La gratuité de Dieu va au-delà du simple manger et du boire. Elle est accueil de tous. Tous peuvent se sentir capables d’accéder à Dieu et à ses bienfaits. Le repas en est un signe, et surtout celui des fêtes, celui qu’on prend après le culte du Sabbat, celui que nous prenons après nos assemblées liturgiques. Celle-ci nous changent-elles ? Pensons-nous que tous ont accès aux bienfaits de Dieu? Que des fois j’ai entendu des personnes dire qu’il y en a qui ne méritent même pas la résurrection !
Humilité est vérité. Etre humble, c’est nous mettre à notre juste place.
En nous, il est difficile que l’humilité revête une forme pure. Qui n’a rien à se reprocher ? En nous, l’humilité devient un remède, une réaction à l’orgueil, un contrepoids à notre péché. Quand nous nous abaissons, nous ne descendons jamais d’une hauteur réelle comme celle de Jésus, mais d’une hauteur que nous nous attribuons faussement avec l’orgueil, la prétention,… L’humilité est alors comme une vertu « négative » qui sert à rejeter ce qui est faux en nous : nous admettons nos péchés (moi j’en commets beaucoup !). En ceci, humilité est vérité. « Si quelqu’un pense être quelque chose alors qu’il n’est rien, il se trompe lui-même » (Gal 6,3). Une telle humilité nous invite à la sobriété : « laissez-vous attirer par ce qui est simple.

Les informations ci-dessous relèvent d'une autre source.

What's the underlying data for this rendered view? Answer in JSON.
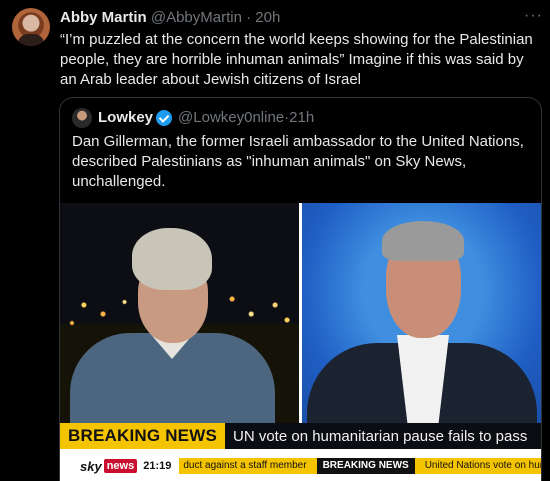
{
  "tweet": {
    "author_name": "Abby Martin",
    "author_handle": "@AbbyMartin",
    "separator": "·",
    "timestamp": "20h",
    "more_icon": "more-horizontal-icon",
    "text": "“I’m puzzled at the concern the world keeps showing for the Palestinian people, they are horrible inhuman animals” Imagine if this was said by an Arab leader about Jewish citizens of Israel"
  },
  "quoted_tweet": {
    "author_name": "Lowkey",
    "author_handle": "@Lowkey0nline",
    "separator": "·",
    "timestamp": "21h",
    "verified_icon": "verified-badge-icon",
    "text": "Dan Gillerman, the former Israeli ambassador to the United Nations, described Palestinians as \"inhuman animals\" on Sky News, unchallenged."
  },
  "media": {
    "breaking_label": "BREAKING NEWS",
    "headline": "UN vote on humanitarian pause fails to pass",
    "channel_name": "sky",
    "channel_badge": "news",
    "clock": "21:19",
    "crawl_lead": "duct against a staff member",
    "crawl_tag": "BREAKING NEWS",
    "crawl_tail": "United Nations vote on humanitar"
  },
  "colors": {
    "background": "#000000",
    "primary_text": "#e7e9ea",
    "secondary_text": "#71767b",
    "verified_blue": "#1d9bf0",
    "breaking_yellow": "#f5c400"
  }
}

Ne vous faites pas une idée très haute de vous-mêmes » (Rm 12,16).
L’humilité, c’est celle de Dieu qui s’abaisse pour servir, pour sauver.

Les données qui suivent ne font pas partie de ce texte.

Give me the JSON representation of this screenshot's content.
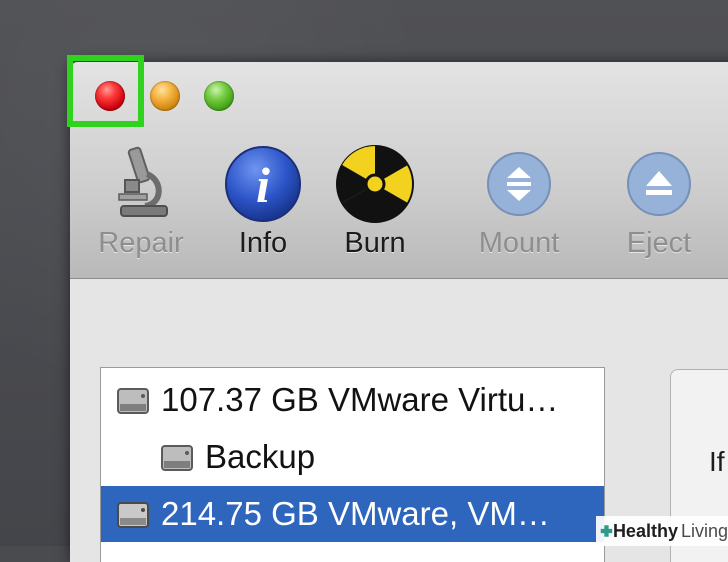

Si l’humilité pour nous comporte cette aspect de rejeter le péché, la vraie humilité est celle de Jésus qui n’avait pas de péchés personnels desquels il devait s’humilier en les rejetant. Il s’est humilié en prenant nos péchés pour nous sauver. La vraie humilité est celle de la sainte Trinité que nous trouvons dans cette belle prière de Saint François d’Assise : « Tu es Trine et Un, Seigneur Dieu. Tu es l’Amour, Tu es la Sagesse, Tu es l’Humilité ». Mais qu’est-ce que l’humilité pour Dieu ? Il ne peut être que cela ! De la position qu’Il occupe, au plus-haut-des-cieux, il ne peut que s’abaisser, descendre. Peut-Il monter ? Au dessus de Lui, il n’y a rien ! Chaque fois que Dieu me rencontre, me parle, ce ne peut être que l’humilité. S’il parle par les prophètes, par ses messagers (je suis un parmi eux, indigne bien sûr de porter sa parole !), Il ne fait que s’abaisser et balbutier en moi qui ne sais pas parler, en moi qui ai peur quelques fois,… Dieu accepte tous cela et assume mes limites. Oui, Dieu est HUMILITÉ. Vraiment. Pourquoi alors as-tu peur d’annoncer sa Parole ? Il est humble, il s’abaissera et t’aidera, toi aussi ! Vas-y !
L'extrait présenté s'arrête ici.